The two major types of shrimp that are extremely popular in aquaculture today are red cherry shrimp and crystal red shrimp. Cherrie’s are popular due to their reproductive nature, give them time and they will exponentially populate your aquarium. Click on the links below for a guide on the specific species. Further down the page there is a link to setting up a shrimp tank.

Popular but less ornamental varieties include Ghost Shrimp and Amano Shrimp. Amano Shrimp are omnivorous and are noted for their ability to consume most types of aquarium algae. Amano Shrimp are primarily wild caught and are difficult to breed in captivity. Ghost shrimp are a low cost small algae eating variety. They are often used as feeder shrimp for larger fish. They are easy to breed and a useful addition to any aquarium.

Red Crystal Shrimp are popular due to their rare, fragile and ornamental nature. They originated from a mutation in Japan, leading to one of the most extraordinary popularities in the modern world.

There are countless other freshwater shrimp species and breeds, specific to each region of the world. Ghost or glass shrimp are excellent algae eaters, as are Japonica Amano Shrimp.
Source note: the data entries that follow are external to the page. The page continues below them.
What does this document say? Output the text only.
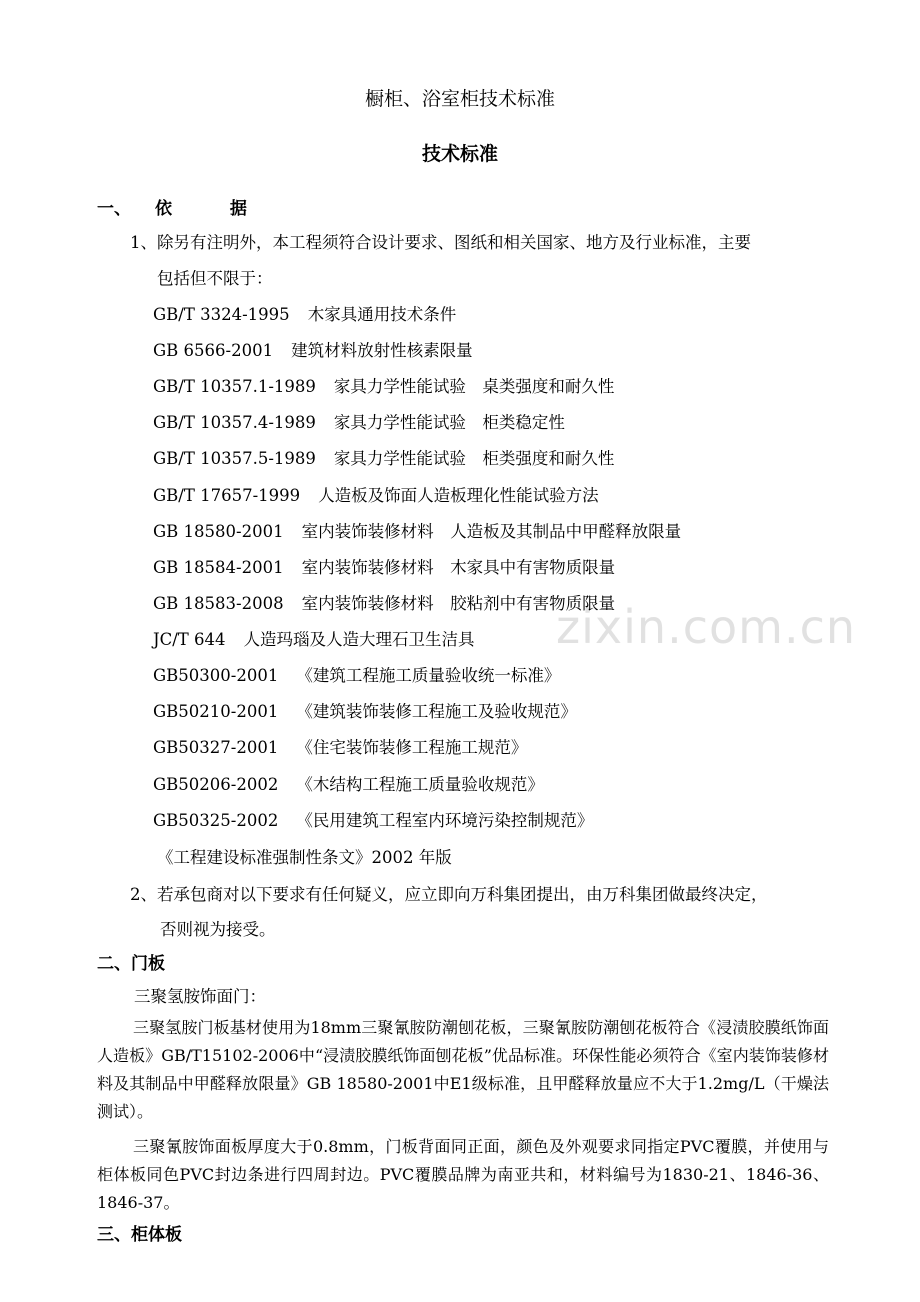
zixin.com.cn
橱柜、浴室柜技术标准
技术标准
一、 依 据
1、除另有注明外，本工程须符合设计要求、图纸和相关国家、地方及行业标准，主要
包括但不限于：
GB/T 3324-1995 木家具通用技术条件
GB 6566-2001 建筑材料放射性核素限量
GB/T 10357.1-1989 家具力学性能试验　桌类强度和耐久性
GB/T 10357.4-1989 家具力学性能试验　柜类稳定性
GB/T 10357.5-1989 家具力学性能试验　柜类强度和耐久性
GB/T 17657-1999 人造板及饰面人造板理化性能试验方法
GB 18580-2001 室内装饰装修材料　人造板及其制品中甲醛释放限量
GB 18584-2001 室内装饰装修材料　木家具中有害物质限量
GB 18583-2008 室内装饰装修材料　胶粘剂中有害物质限量
JC/T 644 人造玛瑙及人造大理石卫生洁具
GB50300-2001 《建筑工程施工质量验收统一标准》
GB50210-2001 《建筑装饰装修工程施工及验收规范》
GB50327-2001 《住宅装饰装修工程施工规范》
GB50206-2002 《木结构工程施工质量验收规范》
GB50325-2002 《民用建筑工程室内环境污染控制规范》
《工程建设标准强制性条文》2002 年版
2、若承包商对以下要求有任何疑义，应立即向万科集团提出，由万科集团做最终决定，
否则视为接受。
二、门板
三聚氢胺饰面门：
三聚氢胺门板基材使用为18mm三聚氰胺防潮刨花板，三聚氰胺防潮刨花板符合《浸渍胶膜纸饰面人造板》GB/T15102-2006中“浸渍胶膜纸饰面刨花板”优品标准。环保性能必须符合《室内装饰装修材料及其制品中甲醛释放限量》GB 18580-2001中E1级标准，且甲醛释放量应不大于1.2mg/L（干燥法测试）。
三聚氰胺饰面板厚度大于0.8mm，门板背面同正面，颜色及外观要求同指定PVC覆膜，并使用与柜体板同色PVC封边条进行四周封边。PVC覆膜品牌为南亚共和，材料编号为1830-21、1846-36、1846-37。
三、柜体板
The Bee Shrimp and Mandarin shrimp are similar to CRS and RCS with a low key color but just as active. This link below provides a how-to article explaning how to setup your shrimp tank from beginning to end.

Before keeping any species of freshwater aquarium shrimp it is important to understand that they are very sensitive to water conditions. Being a crustacean they do not have an active immune system as fish do. This leaves freshwater shrimp much more susceptible to disease and mutation. Fish require stable water conditions but shrimp require very stable conditions that rarely fluctuate.
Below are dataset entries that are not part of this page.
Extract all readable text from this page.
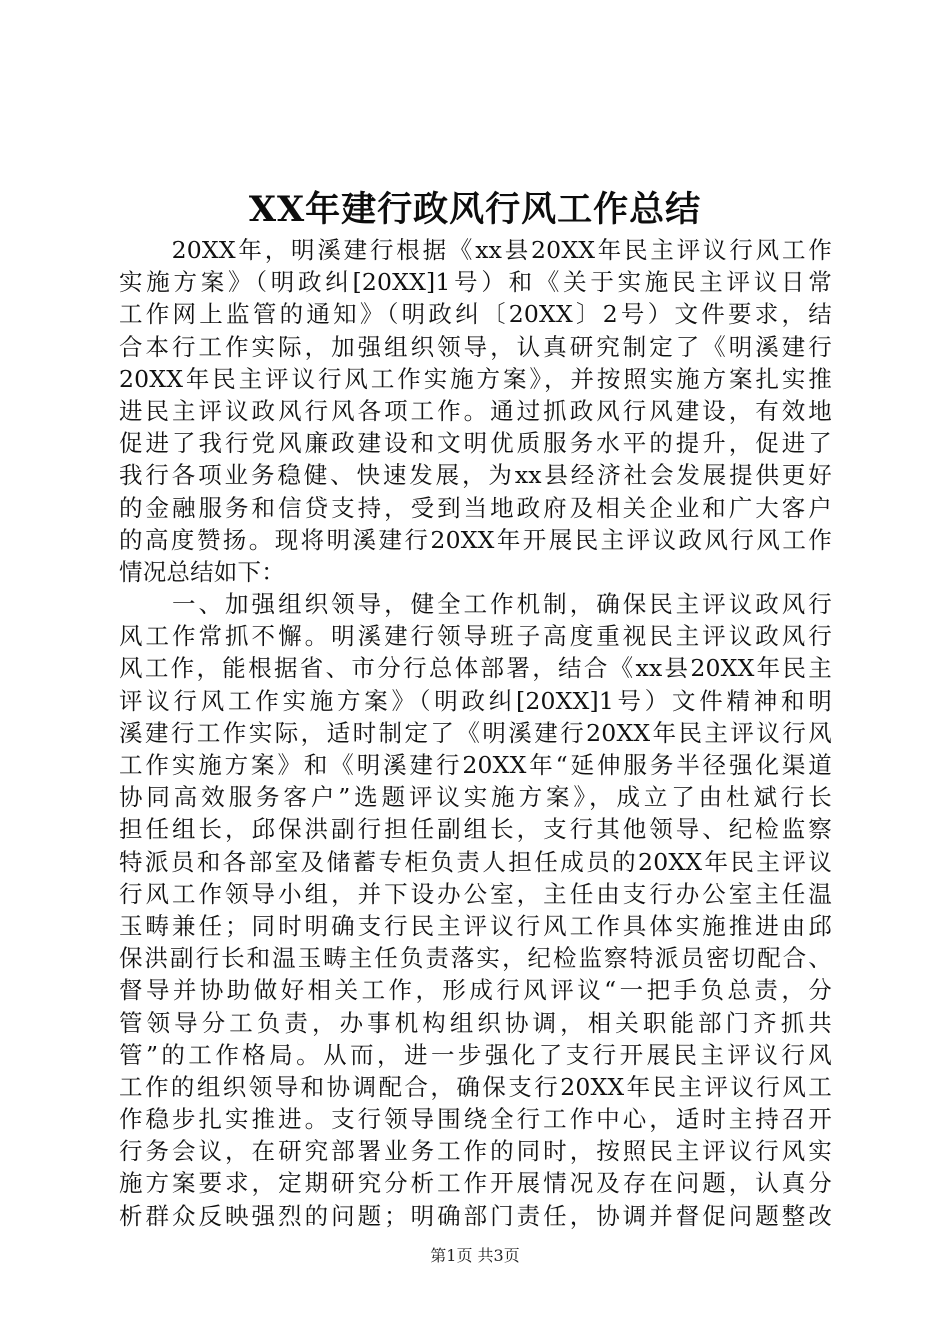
XX年建行政风行风工作总结
　　20XX年，明溪建行根据《xx县20XX年民主评议行风工作
实施方案》（明政纠[20XX]1号）和《关于实施民主评议日常
工作网上监管的通知》（明政纠〔20XX〕2号）文件要求，结
合本行工作实际，加强组织领导，认真研究制定了《明溪建行
20XX年民主评议行风工作实施方案》，并按照实施方案扎实推
进民主评议政风行风各项工作。通过抓政风行风建设，有效地
促进了我行党风廉政建设和文明优质服务水平的提升，促进了
我行各项业务稳健、快速发展，为xx县经济社会发展提供更好
的金融服务和信贷支持，受到当地政府及相关企业和广大客户
的高度赞扬。现将明溪建行20XX年开展民主评议政风行风工作
情况总结如下：
　　一、加强组织领导，健全工作机制，确保民主评议政风行
风工作常抓不懈。明溪建行领导班子高度重视民主评议政风行
风工作，能根据省、市分行总体部署，结合《xx县20XX年民主
评议行风工作实施方案》（明政纠[20XX]1号）文件精神和明
溪建行工作实际，适时制定了《明溪建行20XX年民主评议行风
工作实施方案》和《明溪建行20XX年“延伸服务半径强化渠道
协同高效服务客户”选题评议实施方案》，成立了由杜斌行长
担任组长，邱保洪副行担任副组长，支行其他领导、纪检监察
特派员和各部室及储蓄专柜负责人担任成员的20XX年民主评议
行风工作领导小组，并下设办公室，主任由支行办公室主任温
玉畴兼任；同时明确支行民主评议行风工作具体实施推进由邱
保洪副行长和温玉畴主任负责落实，纪检监察特派员密切配合、
督导并协助做好相关工作，形成行风评议“一把手负总责，分
管领导分工负责，办事机构组织协调，相关职能部门齐抓共
管”的工作格局。从而，进一步强化了支行开展民主评议行风
工作的组织领导和协调配合，确保支行20XX年民主评议行风工
作稳步扎实推进。支行领导围绕全行工作中心，适时主持召开
行务会议，在研究部署业务工作的同时，按照民主评议行风实
施方案要求，定期研究分析工作开展情况及存在问题，认真分
析群众反映强烈的问题；明确部门责任，协调并督促问题整改
第1页 共3页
Shrimp are also very sensitive to heavy metals ESPECIALLY copper, be sure to read what is in any additives before they go into the aquarium. Before heavily investing in shrimp it is advisable to have your tap water tested for trace elements to ensure it is suitable for long term use with freshwater shrimp.

It goes without saying but shrimp are not suitable for an aquarium with predatory or large fish. Any fish with a mouth large enough to swallow a shrimp will risk your entire community. Even smaller fish such as ember tetra's will make breeding virtually impossible as freshwater shrimp eggs and young are irresistible. A shrimp only tank is advisable for the serious keeper.